Low major bleeding, pump thrombosis and death rates in continuous flow left ventricular assist devices patients with good anticoagulation control

Abstract

Abstract Background Continuous-flow left ventricular assist device (CF-LVAD) patients require anticoagulation with vitamin K antagonists (VKAs). Good versus suboptimal anticoagulation control expressed as high versus low time in target range (TTR) of international normalized ratio results in less clinical events in atrial fibrillation patients. However, data in CF-LVAD patients are lacking. Purpose To study the association between TTR and clinical events in patients with CF-LVAD as destination therapy. Methods Single-centre cohort study in patients receiving CF-LVAD between 2010–2021. Patients were followed from start of VKAs until outcome or end of follow-up.
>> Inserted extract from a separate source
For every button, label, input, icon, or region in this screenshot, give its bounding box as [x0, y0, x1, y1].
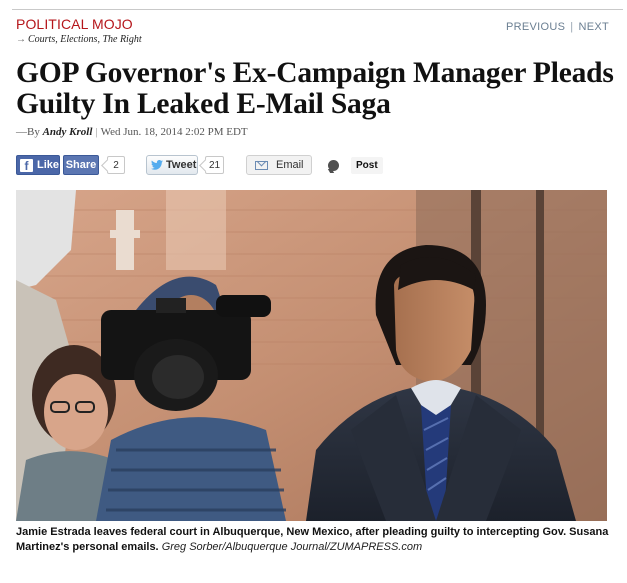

Outcomes were combined major adverse events, thromboembolisms, major bleedings, neurologic events and all-cause mortality. The TTR (low vs. high; <50% vs. >50%) was calculated during the overall study period and over 1-month periods by the Rosendaal-method. Hazard ratios (HRs) and 95% confidence intervals (CIs) were estimated by Cox regression with time-dependent covariables, adjusted for confounding. Results 74 patients were included; median age 63 years [interquartile range 58–68], 77% males and 60%ischemic heart failure. During 191 years follow-up, 39 combined major adverse events, 14 thromboembolisms, 21 major bleeding, 22 neurologic events and 38 deaths occurred. For 1-month periods, high TTR was associated with less combined major adverse events (HR 0.3 95% CI 0.2–0.7), major bleeding (HR 0.4 95% CI 0.2–1.1), thromboembolism (HR 0.3 95% CI 0.1–1.3) and death (HR 0.2 95% CI 0.1–0.5) (Table 1). Results considering the overall study period were similar. Conclusion Good anticoagulation compared with suboptimal control during 1-month and the overall study period in CF-LVAD patients with destination therapy is associated with lower rates of combined major adverse events, major bleedings, pump thrombosis and death. Funding Acknowledgement Type of funding sources: None.